For this, the relevant authorities must identify labour market needs and efforts at talent attraction and retention, the Colombo-based think tank highlighted.
“This approach encourages the Sri Lankan diaspora abroad to engage in national recovery and development, exploring options to attract foreign workers, devise appropriate migration and regulatory policies, among others,” the IPS said in its State of the Economy 2023 report.
The report suggests three avenues to address the ongoing brain drain, which is crippling sectors such as health.
The first is to roll out the concept of ‘payback’ for the cost of human capital and loss of opportunity for another student, which could involve paying back through labour/service or financial paybacks.
Many developing countries are adopting mandatory service periods, specially in the medical field. In Sri Lanka, the payback concept currently operates mainly in lieu of any foreign training received and largely overlooks the cost of human capital investment.
Since the financial component is considered cannot be comparable to the cost borne, the IPS noted these payback calculations need to be updated to account for human capital received in Sri Lanka or overseas as well as to make them commensurate with the market value of the cost borne. The mechanism for collection of payback also needs to be foolproof to ensure that all beneficiaries of state-funded human capital development pay back in a fair manner, it said. The second suggestion to address brain drain is to overcome the geographical boundaries through virtual connectivity, where the respective sending country engages high-skilled migrants to continue to benefit from their expertise.
“Modern technological advancements have enabled individuals worldwide to connect instantaneously at very low costs and the new normal under the pandemic has provided a good beta test,” the IPS noted.
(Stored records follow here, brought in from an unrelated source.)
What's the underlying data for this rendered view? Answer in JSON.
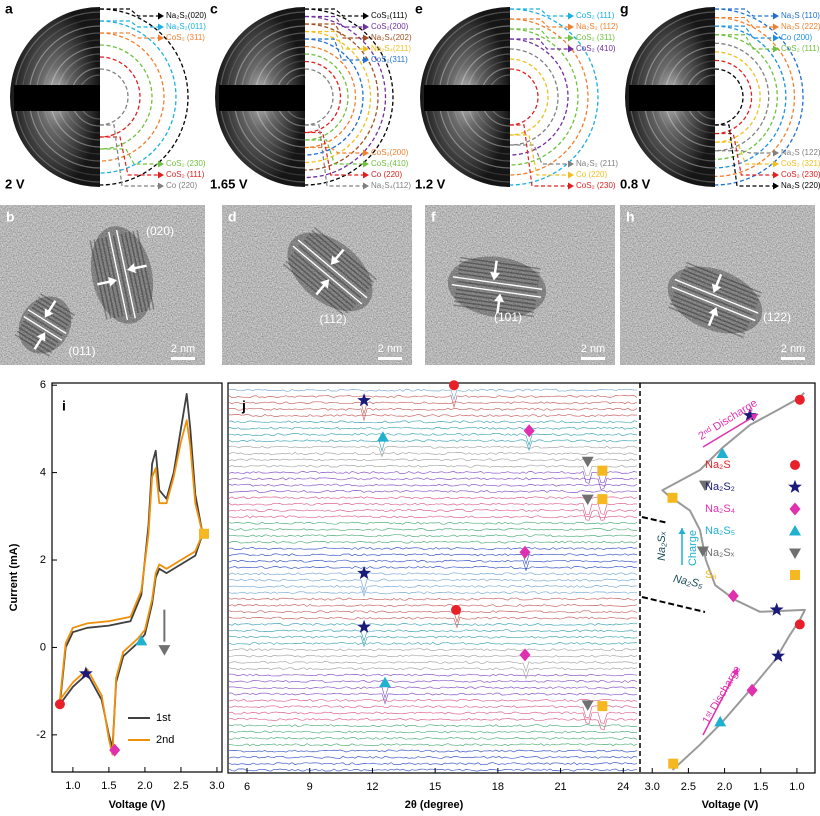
{
  "saed": [
    {
      "letter": "a",
      "voltage": "2 V",
      "top": [
        {
          "label": "Na₂S₂(020)",
          "color": "#000000"
        },
        {
          "label": "Na₂S₂(011)",
          "color": "#1ab0e0"
        },
        {
          "label": "CoS₂ (311)",
          "color": "#f08030"
        }
      ],
      "bottom": [
        {
          "label": "CoS₂ (230)",
          "color": "#70c040"
        },
        {
          "label": "CoS₂ (111)",
          "color": "#e02020"
        },
        {
          "label": "Co (220)",
          "color": "#808080"
        }
      ]
    },
    {
      "letter": "c",
      "voltage": "1.65 V",
      "top": [
        {
          "label": "CoS₂(111)",
          "color": "#000000"
        },
        {
          "label": "CoS₂(200)",
          "color": "#7030a0"
        },
        {
          "label": "Na₂S₄(202)",
          "color": "#a05020"
        },
        {
          "label": "Na₂S₄(211)",
          "color": "#f0c020"
        },
        {
          "label": "CoS₂(311)",
          "color": "#2070d0"
        }
      ],
      "bottom": [
        {
          "label": "CoS₂(200)",
          "color": "#f08030"
        },
        {
          "label": "CoS₂(410)",
          "color": "#70c040"
        },
        {
          "label": "Co (220)",
          "color": "#e02020"
        },
        {
          "label": "Na₂S₄(112)",
          "color": "#808080"
        }
      ]
    },
    {
      "letter": "e",
      "voltage": "1.2 V",
      "top": [
        {
          "label": "CoS₂ (111)",
          "color": "#1ab0e0"
        },
        {
          "label": "Na₂S₂ (112)",
          "color": "#f08030"
        },
        {
          "label": "CoS₂ (311)",
          "color": "#70c040"
        },
        {
          "label": "CoS₂ (410)",
          "color": "#7030a0"
        }
      ],
      "bottom": [
        {
          "label": "Na₂S₂ (211)",
          "color": "#808080"
        },
        {
          "label": "Co (220)",
          "color": "#f0c020"
        },
        {
          "label": "CoS₂ (230)",
          "color": "#e02020"
        }
      ]
    },
    {
      "letter": "g",
      "voltage": "0.8 V",
      "top": [
        {
          "label": "Na₂S (110)",
          "color": "#2070d0"
        },
        {
          "label": "Na₂S (222)",
          "color": "#f08030"
        },
        {
          "label": "Co (200)",
          "color": "#1a90e0"
        },
        {
          "label": "CoS₂ (111)",
          "color": "#70c040"
        }
      ],
      "bottom": [
        {
          "label": "Na₂S (122)",
          "color": "#808080"
        },
        {
          "label": "CoS₂ (321)",
          "color": "#f0c020"
        },
        {
          "label": "CoS₂ (230)",
          "color": "#e02020"
        },
        {
          "label": "Na₂S (220)",
          "color": "#000000"
        }
      ]
    }
  ],
  "tem": [
    {
      "letter": "b",
      "planes": [
        "(020)",
        "(011)"
      ],
      "scale": "2 nm"
    },
    {
      "letter": "d",
      "planes": [
        "(112)"
      ],
      "scale": "2 nm"
    },
    {
      "letter": "f",
      "planes": [
        "(101)"
      ],
      "scale": "2 nm"
    },
    {
      "letter": "h",
      "planes": [
        "(122)"
      ],
      "scale": "2 nm"
    }
  ],
  "chart_data": [
    {
      "type": "line",
      "label": "i",
      "xlabel": "Voltage (V)",
      "ylabel": "Current (mA)",
      "xlim": [
        0.71,
        3.07
      ],
      "ylim": [
        -2.85,
        6.05
      ],
      "xticks": [
        {
          "value": 1,
          "label": "1.0"
        },
        1.5,
        {
          "value": 2,
          "label": "2.0"
        },
        2.5,
        {
          "value": 3,
          "label": "3.0"
        }
      ],
      "yticks": [
        -2,
        0,
        2,
        4,
        6
      ],
      "series": [
        {
          "name": "1st",
          "color": "#404040",
          "x": [
            0.82,
            0.9,
            1.0,
            1.2,
            1.5,
            1.8,
            1.95,
            2.05,
            2.1,
            2.15,
            2.2,
            2.3,
            2.4,
            2.5,
            2.58,
            2.63,
            2.7,
            2.8,
            2.7,
            2.5,
            2.3,
            2.2,
            2.15,
            2.1,
            2.0,
            1.9,
            1.7,
            1.6,
            1.55,
            1.5,
            1.4,
            1.2,
            1.0,
            0.82
          ],
          "values": [
            -1.3,
            0.0,
            0.35,
            0.45,
            0.5,
            0.6,
            1.2,
            2.8,
            4.2,
            4.5,
            3.6,
            3.4,
            4.0,
            5.0,
            5.8,
            5.0,
            3.5,
            2.6,
            2.1,
            1.9,
            1.7,
            1.8,
            1.6,
            1.0,
            0.3,
            0.1,
            -0.2,
            -0.8,
            -2.3,
            -2.0,
            -1.2,
            -0.6,
            -0.9,
            -1.3
          ]
        },
        {
          "name": "2nd",
          "color": "#f0900a",
          "x": [
            0.82,
            0.9,
            1.0,
            1.2,
            1.5,
            1.8,
            1.95,
            2.05,
            2.1,
            2.15,
            2.2,
            2.3,
            2.4,
            2.5,
            2.58,
            2.63,
            2.7,
            2.8,
            2.7,
            2.5,
            2.3,
            2.2,
            2.15,
            2.1,
            2.0,
            1.9,
            1.7,
            1.6,
            1.55,
            1.5,
            1.4,
            1.2,
            1.0,
            0.82
          ],
          "values": [
            -1.2,
            0.1,
            0.45,
            0.55,
            0.6,
            0.7,
            1.3,
            2.6,
            3.9,
            4.1,
            3.3,
            3.3,
            3.9,
            4.7,
            5.2,
            4.6,
            3.3,
            2.6,
            2.2,
            2.0,
            1.8,
            1.9,
            1.7,
            1.1,
            0.4,
            0.2,
            -0.1,
            -0.7,
            -2.45,
            -2.1,
            -1.1,
            -0.5,
            -0.8,
            -1.2
          ]
        }
      ],
      "markers": {
        "x": [
          0.82,
          1.18,
          1.58,
          1.95,
          2.27,
          2.82
        ],
        "values": [
          -1.3,
          -0.6,
          -2.35,
          0.15,
          -0.05,
          2.6
        ],
        "shape": [
          "circle",
          "star",
          "diamond",
          "triangle",
          "down",
          "square"
        ]
      }
    },
    {
      "type": "xrd",
      "label": "j",
      "xlabel": "2θ (degree)",
      "xlim": [
        5.09,
        24.8
      ],
      "xticks": [
        6,
        9,
        12,
        15,
        18,
        21,
        24
      ],
      "markers": {
        "x": [
          15.9,
          11.6,
          19.5,
          12.5,
          22.3,
          23.0,
          22.3,
          23.0,
          19.3,
          11.6,
          16.0,
          11.6,
          19.3,
          12.6,
          22.3,
          23.0
        ],
        "scan": [
          60,
          57.6,
          52.8,
          51.8,
          48,
          46.5,
          42,
          42,
          33.6,
          30.3,
          24.5,
          21.8,
          17.4,
          13,
          9.5,
          9.3
        ],
        "shape": [
          "circle",
          "star",
          "diamond",
          "triangle",
          "down",
          "square",
          "down",
          "square",
          "diamond",
          "star",
          "circle",
          "star",
          "diamond",
          "triangle",
          "down",
          "square"
        ]
      }
    },
    {
      "type": "profile",
      "xlabel": "Voltage (V)",
      "xlim": [
        3.1,
        0.75
      ],
      "xticks": [
        {
          "value": 3,
          "label": "3.0"
        },
        2.5,
        {
          "value": 2,
          "label": "2.0"
        },
        1.5,
        {
          "value": 1,
          "label": "1.0"
        }
      ],
      "series": [
        {
          "color": "#9a9a9a",
          "voltage": [
            2.72,
            2.34,
            2.03,
            1.65,
            1.3,
            1.1,
            0.96,
            0.89,
            1.51,
            1.86,
            2.13,
            2.26,
            2.34,
            2.48,
            2.78,
            2.86,
            2.34,
            2.03,
            1.65,
            1.26,
            0.96,
            0.9
          ],
          "scan": [
            0,
            4,
            7.6,
            12.6,
            17.4,
            21.3,
            23.7,
            25.3,
            25,
            26.9,
            29.2,
            33.2,
            37.9,
            41,
            43.4,
            44.2,
            47.4,
            50.9,
            54.5,
            56.9,
            58.8,
            59.6
          ]
        }
      ],
      "markers": {
        "voltage": [
          2.71,
          2.06,
          1.62,
          1.26,
          0.96,
          1.28,
          1.88,
          2.3,
          2.72,
          2.27,
          2.03,
          1.65,
          0.96
        ],
        "scan": [
          1,
          7.6,
          12.6,
          18,
          23,
          25.3,
          27.5,
          34.6,
          43,
          45,
          50,
          56,
          58.5
        ],
        "shape": [
          "square",
          "triangle",
          "diamond",
          "star",
          "circle",
          "star",
          "diamond",
          "down",
          "square",
          "down",
          "triangle",
          "star",
          "circle"
        ]
      },
      "legend": [
        {
          "name": "Na₂S",
          "color": "#e8202a",
          "shape": "circle"
        },
        {
          "name": "Na₂S₂",
          "color": "#1a1a7a",
          "shape": "star"
        },
        {
          "name": "Na₂S₄",
          "color": "#e030b0",
          "shape": "diamond"
        },
        {
          "name": "Na₂S₅",
          "color": "#20b0d0",
          "shape": "triangle"
        },
        {
          "name": "Na₂Sₓ",
          "color": "#707070",
          "shape": "down"
        },
        {
          "name": "S₈",
          "color": "#f5b820",
          "shape": "square"
        }
      ],
      "annotations": [
        "2ⁿᵈ Discharge",
        "1ˢᵗ Discharge",
        "Charge",
        "Na₂Sₓ",
        "Na₂S₅"
      ]
    }
  ]
}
The report highlighted that Sri Lanka’s health sector can continue to benefit from professionals educated in Sri Lanka and now working in developed countries to be involved in remote surgeries, mentor students and perform virtual health clinics, among other.
The report went on to note that migrant workers in other sectors can also contribute remotely, such as in the IT and education sectors.
The third suggestion put forward is to harness the potential of brain circulation and focus on attracting high-skilled migrants, mainly at the time of retirement. Given the high skills and professional experience of these migrants, who are likely to be high-net-worth individuals upon their return, the IPS said Sri Lanka needs to offer well-crafted services and professional opportunities that would allow them to contribute to national recovery and growth efforts.